UCLA has a cultural insensitivity problem.
Last week, the Afrikan Student Union released a list of demands to the administration after fallout from a photo of former Undergraduate Students Association Council President Danny Siegel flashing a gang sign.
The demands include calls for more resources from the administration, like an endowment for black students and a physical location for a Black Resource Center. In addition, they call for anti-discriminatory competence training, or mandatory sessions to help students, employees and university police better understand cultural contexts surrounding minority students’ issues.
It’s no secret the administration has a tendency to cleverly nudge its way out of these sorts of demands – especially considering several have been made before. But, like in 2015, this board urges UCLA to take black students’ concerns seriously and fulfill their demands – especially the calls for cultural sensitivity competence training.
Such training represents a concrete step toward improving a campus climate that has far too many racist incidents.
While this year may seem like a bad case of deja vu from last year’s “Kanye Western” incident, it’s far from the first time UCLA has struggled with cultural ignorance. And there’s a pattern among them.
Racist slurs appeared on a Latina student’s apartment door in 2012, and students demanded administrators take action to bring about a better campus climate. An investigative report exposed lack of administrative support for faculty members who face discrimination, and students demanded a better campus climate.
Two years later, black law students received hate mail, and students demanded a better campus climate. Last year, the “Kanye Western” incident spurred students to demand the university accomplish 10 objectives – many similar to the ASU’s current demands – to better support black students.

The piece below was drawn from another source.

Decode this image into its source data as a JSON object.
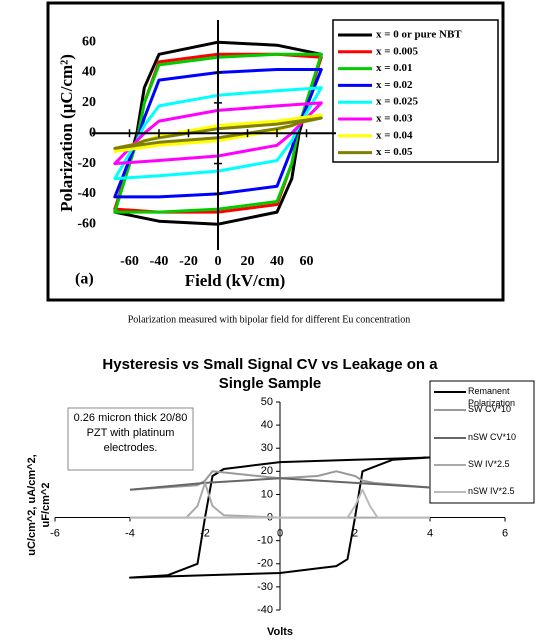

And that’s not even mentioning this year’s leaked photo.
Some of these incidents were clearly and purposefully hateful. But many – namely the most recent two – came from cultural ignorance: the alleged use of blackface at the “Kanye Western” party, and the trivialization of gang violence in the leaked photo.
This is where mandatory cultural sensitivity training can have the greatest impact. Educating the entire UCLA community about various cultures, the struggles people of different backgrounds face and the common pitfalls for students who may do or say something insensitive will go a long way toward rectifying the campus climate that has failed students time and time again.
No one is expecting these training sessions to magically transform the campus climate. After all, it’s unrealistic to expect students to suddenly become culturally cognizant.
However, the methods of late haven’t been working. The administration has certainly made progress with the establishment and prominence of Vice Chancellor Jerry Kang’s Office of Equity, Diversity and Inclusion, but more must be done. Mandatory training directly confronts the reason for these almost-annual campus offenses: campus members’ cultural insensitivity.
And as minority and marginalized students have been saying for years, this campus could use less of it.